Gefilte? Go Fish!

“Passover is right around the corner, so I was thinking about making a vegan gefilte fish this year.

Silence. The line went dead. After a few beats, I wondered if the call had dropped altogether, until my mom hesitantly, quietly responded, “…Why?”

My mother herself is a fair weather gefilte fish supporter, serving it dutifully every time tradition mandates. I get the impression that it’s more about ritual, symbolism, and classic Jewish guilt than genuine enjoyment, but for all that, her tolerance for the processed white fish dumpling is far greater than most. Even she couldn’t fathom why I’d want to revisit the reviled appetizer, and at such great effort.

To be honest, I’m not entirely sure. Maybe it’s the challenge of creating something that is otherwise unattainable, of trying something new and novel, or my general propensity towards all things bizarre.

Let’s be honest, gefilte fish is an outlandish dish.
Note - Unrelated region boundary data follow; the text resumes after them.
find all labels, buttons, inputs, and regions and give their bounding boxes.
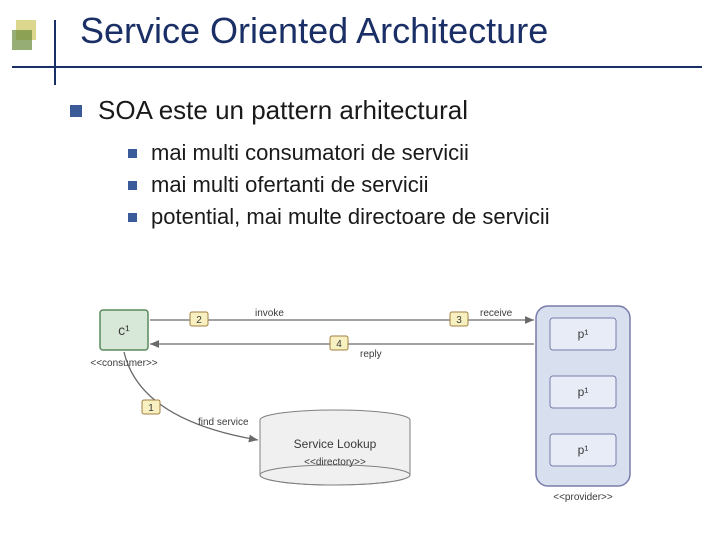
- provider-label: p¹: [578, 443, 589, 457]
- step-number: 4: [336, 339, 342, 350]
- title-underline: [12, 66, 702, 68]
- bullet-level2: mai multi consumatori de servicii: [128, 140, 680, 166]
- edge-label: find service: [198, 417, 249, 428]
- title-vertical-rule: [54, 20, 56, 85]
- bullet-level1: SOA este un pattern arhitectural: [70, 95, 680, 126]
- bullet-text: mai multi ofertanti de servicii: [151, 172, 429, 198]
- slide: Service Oriented Architecture SOA este u…: [0, 0, 720, 540]
- step-number: 2: [196, 315, 202, 326]
- consumer-stereotype: <<consumer>>: [90, 358, 157, 369]
- square-bullet-icon: [128, 213, 137, 222]
- square-bullet-icon: [128, 181, 137, 190]
- edge-label: reply: [360, 349, 382, 360]
- directory-label: Service Lookup: [294, 437, 377, 451]
- bullet-text: SOA este un pattern arhitectural: [98, 95, 468, 126]
- bullet-level2: mai multi ofertanti de servicii: [128, 172, 680, 198]
- edge-label: receive: [480, 308, 513, 319]
- directory-stereotype: <<directory>>: [304, 457, 366, 468]
- square-bullet-icon: [128, 149, 137, 158]
- square-bullet-icon: [70, 105, 82, 117]
- step-number: 3: [456, 315, 462, 326]
- slide-title: Service Oriented Architecture: [80, 10, 548, 52]
- edge-label: invoke: [255, 308, 284, 319]
- soa-diagram: c¹ <<consumer>> p¹ p¹ p¹ <<provider>> Se…: [80, 300, 640, 510]
- bullet-text: mai multi consumatori de servicii: [151, 140, 469, 166]
- bullet-level2: potential, mai multe directoare de servi…: [128, 204, 680, 230]
- bullet-text: potential, mai multe directoare de servi…: [151, 204, 550, 230]
- consumer-label: c¹: [118, 322, 130, 338]
- provider-stereotype: <<provider>>: [553, 492, 613, 503]
- step-number: 1: [148, 403, 154, 414]
- provider-label: p¹: [578, 327, 589, 341]
- content-area: SOA este un pattern arhitectural mai mul…: [70, 95, 680, 236]
- provider-label: p¹: [578, 385, 589, 399]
They’re like poached pescaterian meatballs, spiked with the sharp bite of horseradish and bitter herbs. You can generally find them packed in shelf-stable glass bottles, which seem to live indefinitely in the back of your bubbe‘s pantry, like a long-forgotten science experiment gone awry. To make matters worse, because cooking is verboten on the Sabbath for strictly kosher households, it’s typically served cold.

Starting from scratch with plants, we can resuscitate this Franken-fish with just a bit of patience and perseverance. Potato and cauliflower provide the substance and texture with a fairly neutral taste, bolstered by caper brine for a subtly oceanic, saline essence. Olive brine or simply very salty water could do in a pinch, but something about the faintly lemony, pleasingly metallic taste of capers really suits the original inspiration.

There are plenty of similar interpretations on the internet, but what sets my fish-free gefilte apart is the genuine coating in aspic, reminiscent of the gelatinous goop that comes within the jar. Slicked with the sheen of agar, this extra layer locks in moisture, freshness, and an added veneer of savory flavor.

No one would be fooled by my finless imposters, even amidst the cacophony of colors on the average Seder plate; these gefilte are far and away the superior option. Banish those fetid, mummified monstrosities in the closet, and try something better than merely edible this year.

Continue reading “Gefilte? Go Fish!”

Sweetness for a Bitter Holiday

Still frustrated about not finding many vegan sweets that my family can eat during Passover, I opt to help out and make one of the traditional dishes of the season, which actually happens to be vegan by default. (Again!)

Found at every traditional seder is Charoses, a food that is meant to sweeten the bitter tears (The salt water and bitter herb) that represent the pain of slavery. In this application it is eaten with matzoh, sometimes in addition to moror (Horseradish,) but it has many other tasty options. This depends on how you like yours, so I’ll get to that later.

Charoses is so simple, there isn’t even a written recipe in our house, so I’ll try to approximate measurements if you’re interested in trying it out for yourself. Don’t stress out, there’s nothing precise about it, and it only requires three things:

Apples, wine, and nuts.

First things first, peel and core three apples, preferably a sweeter variety like Fujis are ideal. Throw these into a wooden bowl, along with a good handful of nuts – Walnuts are traditional, but I find them a bit bitter… And besides, we already had pecans on hand, so I used those. Maybe start with 1/2 cup, and then depending on how your mixture looks you can add in more? It’s really up to you.

Now, mash those bad boys up real good! …But don’t massacre it! You’re looking for a chunky mixture, not a puree. That’s why I tend to use the hand-chopper, but if you’re just not into that or want to save time, you could probably get the same results from a food processor, as long as you kept an eye one it.

With the addition of about 1/2 cup of Manischewitz, (Or, I suppose you could substitute a sweetened grape juice if you don’t want to use alcohol) this is what mine looks like. By no means is this the only way it should come out. I’ve seen other people make theirs so smooth it’s more like applesauce! As something that smooth, it could make a tasty dip for unsalted crackers, or a spread for toast… Chunkier makes a great sandwich filling… and if you throw it under the broiler with some brown sugar, cinnamon, and crumbled matzoh, it makes for a warm and comforting dessert.

If you do try it, just play around with it! There are so many areas open to variation, and then the sky is the limit with what you can do with the end product.